Abdul Noor Wahab, director for Water Resources and Renewable Energy at VRA, described the plan as an early warning system that spells out what local authorities, security services, and other responders must do in an emergency. Public engagement, he added, is still key—communities need to understand what to do if there’s a spillage.

Kenneth Kabu Kofi Kanor, Ada East District Chief Executive, flagged mounting risks as unauthorized development keeps pushing into waterways. Officials have counted over 2,000 illegal structures lining riverbanks—most lacking proper permits. Enforcement options are on the table, including demolition and taking legal steps to overturn approvals that shouldn’t have been granted.

“Most of the structures you see today do not have permits,” Kanor said. A 50-metre riverbank buffer, he noted, has been routinely flouted. So far, the assembly has stopped roughly 28 projects in sensitive zones—Ramsar sites, island communities among them. Graphic Online

Execution remains the sticking point. Warning systems, updated maps, and community workshops won’t protect people if assemblies don’t enforce buffer zones, courts stall, or alerts arrive too late. Works, Housing and Water Resources Minister Kenneth Gilbert Adjei has issued a caution to developers eyeing wetland reclamation and construction, stressing that assemblies granting permits for protected wetlands are now under the microscope.
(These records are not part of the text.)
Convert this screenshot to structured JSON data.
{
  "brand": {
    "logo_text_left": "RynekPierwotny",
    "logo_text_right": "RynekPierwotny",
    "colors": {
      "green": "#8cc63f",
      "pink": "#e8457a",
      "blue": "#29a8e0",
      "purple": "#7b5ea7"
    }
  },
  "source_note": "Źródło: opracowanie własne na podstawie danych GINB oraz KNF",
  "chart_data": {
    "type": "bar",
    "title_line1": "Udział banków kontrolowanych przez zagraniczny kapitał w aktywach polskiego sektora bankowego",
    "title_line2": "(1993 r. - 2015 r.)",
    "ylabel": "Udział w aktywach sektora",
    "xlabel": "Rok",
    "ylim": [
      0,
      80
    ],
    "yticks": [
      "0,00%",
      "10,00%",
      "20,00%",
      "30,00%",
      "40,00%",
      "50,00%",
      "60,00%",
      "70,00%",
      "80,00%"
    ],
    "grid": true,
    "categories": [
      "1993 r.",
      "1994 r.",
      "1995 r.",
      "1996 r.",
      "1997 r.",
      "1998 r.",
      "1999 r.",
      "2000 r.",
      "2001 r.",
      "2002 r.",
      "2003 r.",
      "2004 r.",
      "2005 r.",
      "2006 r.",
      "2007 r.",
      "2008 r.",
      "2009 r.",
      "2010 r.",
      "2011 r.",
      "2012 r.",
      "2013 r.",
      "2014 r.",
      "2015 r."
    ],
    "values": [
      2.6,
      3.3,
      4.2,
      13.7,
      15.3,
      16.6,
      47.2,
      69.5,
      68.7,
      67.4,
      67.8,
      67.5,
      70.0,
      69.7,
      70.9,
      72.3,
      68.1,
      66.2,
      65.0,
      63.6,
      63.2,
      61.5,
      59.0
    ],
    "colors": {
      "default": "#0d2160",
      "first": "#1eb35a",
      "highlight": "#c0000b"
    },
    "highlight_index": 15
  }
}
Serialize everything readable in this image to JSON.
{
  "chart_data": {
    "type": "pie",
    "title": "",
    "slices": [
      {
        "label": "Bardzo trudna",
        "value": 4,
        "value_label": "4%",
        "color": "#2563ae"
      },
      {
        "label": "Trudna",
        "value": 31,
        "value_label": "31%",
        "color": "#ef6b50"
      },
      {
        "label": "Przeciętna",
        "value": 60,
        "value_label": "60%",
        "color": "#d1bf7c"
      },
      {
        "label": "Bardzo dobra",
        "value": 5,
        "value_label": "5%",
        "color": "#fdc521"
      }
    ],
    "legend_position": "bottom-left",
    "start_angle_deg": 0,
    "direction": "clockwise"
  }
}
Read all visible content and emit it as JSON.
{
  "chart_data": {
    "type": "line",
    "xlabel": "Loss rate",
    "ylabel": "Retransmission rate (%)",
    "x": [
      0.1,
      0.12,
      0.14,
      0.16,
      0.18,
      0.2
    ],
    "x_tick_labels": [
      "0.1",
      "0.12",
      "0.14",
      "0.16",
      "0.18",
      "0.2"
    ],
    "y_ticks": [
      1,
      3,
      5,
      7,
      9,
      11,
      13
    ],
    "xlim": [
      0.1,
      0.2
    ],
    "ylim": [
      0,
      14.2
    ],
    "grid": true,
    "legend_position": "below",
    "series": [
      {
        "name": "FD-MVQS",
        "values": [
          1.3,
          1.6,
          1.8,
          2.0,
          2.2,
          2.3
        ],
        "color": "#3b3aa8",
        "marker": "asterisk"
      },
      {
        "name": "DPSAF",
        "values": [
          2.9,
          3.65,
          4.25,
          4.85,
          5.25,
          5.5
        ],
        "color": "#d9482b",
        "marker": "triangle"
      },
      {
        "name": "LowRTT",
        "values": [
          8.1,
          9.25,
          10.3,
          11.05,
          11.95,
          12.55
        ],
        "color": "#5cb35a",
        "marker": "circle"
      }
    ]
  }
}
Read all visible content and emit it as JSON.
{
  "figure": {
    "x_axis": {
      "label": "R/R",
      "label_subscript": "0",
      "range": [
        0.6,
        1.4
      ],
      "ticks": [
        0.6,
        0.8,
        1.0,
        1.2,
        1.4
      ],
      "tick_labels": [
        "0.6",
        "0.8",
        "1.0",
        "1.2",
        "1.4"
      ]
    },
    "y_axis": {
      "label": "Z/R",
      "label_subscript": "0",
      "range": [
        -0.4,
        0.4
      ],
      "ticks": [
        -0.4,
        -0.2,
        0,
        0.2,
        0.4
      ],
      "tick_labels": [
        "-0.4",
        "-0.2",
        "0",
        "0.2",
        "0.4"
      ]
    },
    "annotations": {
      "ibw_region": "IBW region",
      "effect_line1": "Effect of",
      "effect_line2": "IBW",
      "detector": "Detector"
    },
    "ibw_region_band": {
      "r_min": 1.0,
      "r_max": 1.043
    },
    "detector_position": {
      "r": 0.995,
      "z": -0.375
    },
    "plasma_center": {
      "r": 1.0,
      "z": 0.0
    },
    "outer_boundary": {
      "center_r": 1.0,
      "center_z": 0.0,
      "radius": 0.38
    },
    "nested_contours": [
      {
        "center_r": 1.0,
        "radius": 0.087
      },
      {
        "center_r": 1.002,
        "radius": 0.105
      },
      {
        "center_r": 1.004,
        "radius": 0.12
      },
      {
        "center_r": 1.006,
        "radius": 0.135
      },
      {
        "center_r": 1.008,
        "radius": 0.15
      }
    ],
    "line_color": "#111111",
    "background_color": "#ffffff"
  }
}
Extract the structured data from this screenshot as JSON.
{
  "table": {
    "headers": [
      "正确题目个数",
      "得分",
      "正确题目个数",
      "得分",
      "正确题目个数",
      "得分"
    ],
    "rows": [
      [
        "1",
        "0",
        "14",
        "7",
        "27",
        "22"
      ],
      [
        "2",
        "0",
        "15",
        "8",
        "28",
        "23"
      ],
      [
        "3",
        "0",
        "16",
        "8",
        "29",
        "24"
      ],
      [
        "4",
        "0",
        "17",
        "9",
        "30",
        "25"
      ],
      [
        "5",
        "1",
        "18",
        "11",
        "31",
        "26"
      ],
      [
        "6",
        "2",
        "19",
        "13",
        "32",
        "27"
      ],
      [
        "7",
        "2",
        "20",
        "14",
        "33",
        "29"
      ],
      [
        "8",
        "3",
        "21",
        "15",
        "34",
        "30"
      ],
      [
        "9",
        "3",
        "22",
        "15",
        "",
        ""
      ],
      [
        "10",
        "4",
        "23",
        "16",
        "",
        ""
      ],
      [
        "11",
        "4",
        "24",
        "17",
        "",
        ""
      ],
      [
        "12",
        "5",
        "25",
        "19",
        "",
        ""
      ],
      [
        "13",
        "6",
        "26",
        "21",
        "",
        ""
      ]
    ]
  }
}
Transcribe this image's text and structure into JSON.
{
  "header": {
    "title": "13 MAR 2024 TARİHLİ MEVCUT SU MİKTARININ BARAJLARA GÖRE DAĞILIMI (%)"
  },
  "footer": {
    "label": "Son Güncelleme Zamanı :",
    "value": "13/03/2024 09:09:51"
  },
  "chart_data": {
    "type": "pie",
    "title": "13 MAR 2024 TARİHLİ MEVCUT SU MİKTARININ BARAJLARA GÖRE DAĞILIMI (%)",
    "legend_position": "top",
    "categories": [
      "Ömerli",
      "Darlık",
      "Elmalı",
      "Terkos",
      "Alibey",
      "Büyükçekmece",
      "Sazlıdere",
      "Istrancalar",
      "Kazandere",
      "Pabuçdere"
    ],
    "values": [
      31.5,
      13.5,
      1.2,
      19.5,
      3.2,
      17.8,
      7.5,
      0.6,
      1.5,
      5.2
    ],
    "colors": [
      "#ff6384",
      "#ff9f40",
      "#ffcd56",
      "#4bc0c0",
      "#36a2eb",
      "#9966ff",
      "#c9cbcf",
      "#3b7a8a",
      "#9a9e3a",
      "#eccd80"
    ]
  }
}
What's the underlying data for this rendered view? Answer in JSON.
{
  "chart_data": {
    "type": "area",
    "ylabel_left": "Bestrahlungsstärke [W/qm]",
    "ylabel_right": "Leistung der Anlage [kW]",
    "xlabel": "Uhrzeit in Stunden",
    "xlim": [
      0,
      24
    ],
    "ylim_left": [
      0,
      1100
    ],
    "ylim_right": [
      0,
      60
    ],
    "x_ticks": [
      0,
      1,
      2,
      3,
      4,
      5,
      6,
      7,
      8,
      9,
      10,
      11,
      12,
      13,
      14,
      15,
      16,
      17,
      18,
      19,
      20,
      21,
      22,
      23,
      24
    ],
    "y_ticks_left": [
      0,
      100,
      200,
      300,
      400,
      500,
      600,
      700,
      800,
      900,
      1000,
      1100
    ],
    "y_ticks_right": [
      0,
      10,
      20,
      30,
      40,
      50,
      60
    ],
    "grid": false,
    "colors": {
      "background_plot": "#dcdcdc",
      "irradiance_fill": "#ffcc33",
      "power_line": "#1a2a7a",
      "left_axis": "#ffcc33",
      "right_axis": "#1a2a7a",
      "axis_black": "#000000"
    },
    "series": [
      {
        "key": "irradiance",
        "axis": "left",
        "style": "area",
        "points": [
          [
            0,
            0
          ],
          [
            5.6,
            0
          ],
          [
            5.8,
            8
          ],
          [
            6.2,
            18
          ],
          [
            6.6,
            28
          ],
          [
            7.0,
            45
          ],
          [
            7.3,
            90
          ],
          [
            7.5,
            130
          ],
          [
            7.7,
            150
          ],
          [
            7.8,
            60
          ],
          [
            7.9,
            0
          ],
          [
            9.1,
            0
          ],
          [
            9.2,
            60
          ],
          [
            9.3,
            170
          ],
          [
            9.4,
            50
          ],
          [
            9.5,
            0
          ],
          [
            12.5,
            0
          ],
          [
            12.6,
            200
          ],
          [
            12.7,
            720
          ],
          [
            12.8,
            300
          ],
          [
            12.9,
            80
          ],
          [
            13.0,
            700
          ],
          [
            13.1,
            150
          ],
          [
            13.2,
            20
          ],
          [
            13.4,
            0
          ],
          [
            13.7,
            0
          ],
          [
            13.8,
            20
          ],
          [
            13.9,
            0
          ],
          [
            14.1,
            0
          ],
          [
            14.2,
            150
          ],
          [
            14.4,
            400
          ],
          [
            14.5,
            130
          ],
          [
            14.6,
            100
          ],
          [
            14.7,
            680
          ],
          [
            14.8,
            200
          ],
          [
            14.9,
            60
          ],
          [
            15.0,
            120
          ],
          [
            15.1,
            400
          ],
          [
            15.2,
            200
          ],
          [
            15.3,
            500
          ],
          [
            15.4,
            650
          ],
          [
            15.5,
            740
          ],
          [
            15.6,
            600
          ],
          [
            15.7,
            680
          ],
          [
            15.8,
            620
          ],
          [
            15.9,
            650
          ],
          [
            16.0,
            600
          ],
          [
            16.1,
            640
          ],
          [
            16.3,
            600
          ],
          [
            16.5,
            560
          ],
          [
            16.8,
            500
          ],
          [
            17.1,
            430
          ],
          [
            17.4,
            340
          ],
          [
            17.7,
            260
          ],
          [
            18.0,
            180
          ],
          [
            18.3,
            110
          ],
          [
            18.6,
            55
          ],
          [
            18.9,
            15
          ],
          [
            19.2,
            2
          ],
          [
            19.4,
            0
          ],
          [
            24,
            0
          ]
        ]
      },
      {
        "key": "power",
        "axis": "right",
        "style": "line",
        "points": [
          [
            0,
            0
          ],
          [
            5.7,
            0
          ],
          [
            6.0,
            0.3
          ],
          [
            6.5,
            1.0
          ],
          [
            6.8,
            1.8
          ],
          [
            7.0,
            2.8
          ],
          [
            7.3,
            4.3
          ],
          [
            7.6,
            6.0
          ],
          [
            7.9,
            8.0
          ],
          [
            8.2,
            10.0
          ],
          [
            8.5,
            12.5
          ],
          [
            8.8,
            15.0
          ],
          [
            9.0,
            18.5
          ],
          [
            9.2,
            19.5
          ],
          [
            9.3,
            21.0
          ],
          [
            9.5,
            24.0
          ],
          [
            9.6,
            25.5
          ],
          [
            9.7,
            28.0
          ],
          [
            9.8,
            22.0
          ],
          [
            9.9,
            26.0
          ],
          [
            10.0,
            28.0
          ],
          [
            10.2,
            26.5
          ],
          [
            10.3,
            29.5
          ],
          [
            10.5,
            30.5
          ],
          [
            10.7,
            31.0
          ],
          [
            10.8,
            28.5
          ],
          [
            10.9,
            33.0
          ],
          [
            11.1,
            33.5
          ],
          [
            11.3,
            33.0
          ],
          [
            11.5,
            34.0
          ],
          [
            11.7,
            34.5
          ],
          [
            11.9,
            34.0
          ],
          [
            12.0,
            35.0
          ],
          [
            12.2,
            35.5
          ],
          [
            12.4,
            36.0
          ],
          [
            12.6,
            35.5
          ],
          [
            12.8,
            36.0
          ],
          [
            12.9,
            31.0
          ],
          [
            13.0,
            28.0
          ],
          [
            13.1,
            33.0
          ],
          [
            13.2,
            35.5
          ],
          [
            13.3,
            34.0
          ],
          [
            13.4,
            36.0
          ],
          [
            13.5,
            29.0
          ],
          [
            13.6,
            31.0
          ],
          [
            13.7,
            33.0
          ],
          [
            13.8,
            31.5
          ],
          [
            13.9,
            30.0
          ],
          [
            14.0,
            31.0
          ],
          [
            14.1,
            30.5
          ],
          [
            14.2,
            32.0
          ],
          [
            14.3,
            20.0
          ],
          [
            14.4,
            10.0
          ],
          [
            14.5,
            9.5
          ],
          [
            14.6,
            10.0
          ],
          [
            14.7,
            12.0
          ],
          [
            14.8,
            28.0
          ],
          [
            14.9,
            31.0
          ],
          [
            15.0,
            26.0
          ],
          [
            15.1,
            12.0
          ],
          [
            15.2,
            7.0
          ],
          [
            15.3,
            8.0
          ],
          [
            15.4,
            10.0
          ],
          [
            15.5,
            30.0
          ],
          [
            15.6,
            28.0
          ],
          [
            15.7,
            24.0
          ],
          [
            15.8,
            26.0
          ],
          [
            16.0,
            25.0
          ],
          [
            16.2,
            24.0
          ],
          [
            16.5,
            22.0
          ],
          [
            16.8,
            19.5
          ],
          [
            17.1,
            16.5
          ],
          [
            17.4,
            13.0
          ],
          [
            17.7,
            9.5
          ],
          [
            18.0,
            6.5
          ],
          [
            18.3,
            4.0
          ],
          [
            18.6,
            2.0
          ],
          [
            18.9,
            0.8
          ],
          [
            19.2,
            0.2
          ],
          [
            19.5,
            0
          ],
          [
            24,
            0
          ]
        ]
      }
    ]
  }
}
A communications gap remains. At a prior VRA event, officials flagged that some locals were unsure where their safe havens actually were. The authority also made it clear: compensation won’t cover illegal structures built in flood zones. “Many people do not even know what safe havens are in their communities,” Owusu-Efaa said. MyJoyOnline

Competitive dynamics matter, but the main players here are clear: VRA stays at the core, since Akosombo and Kpong are inside its hydro network. Ghana Grid Company’s job is transmission. Bui Power Authority runs the 404-MW Bui Generating Station over on the Black Volta—distinct from VRA’s assets. When it comes to this flood drill, most of the responsibility falls to VRA, NADMO, and the district assemblies—not the other power agencies.

VRA claims its emergency plan lays out how it coordinates with downstream stakeholders when flooding can’t be prevented, saying communities are alerted whenever spill volumes shift. Now comes the real test: Can those warnings, land-use rules, and evacuation strategies actually match the pace of the rains, unapproved building, and the next jump in reservoir levels?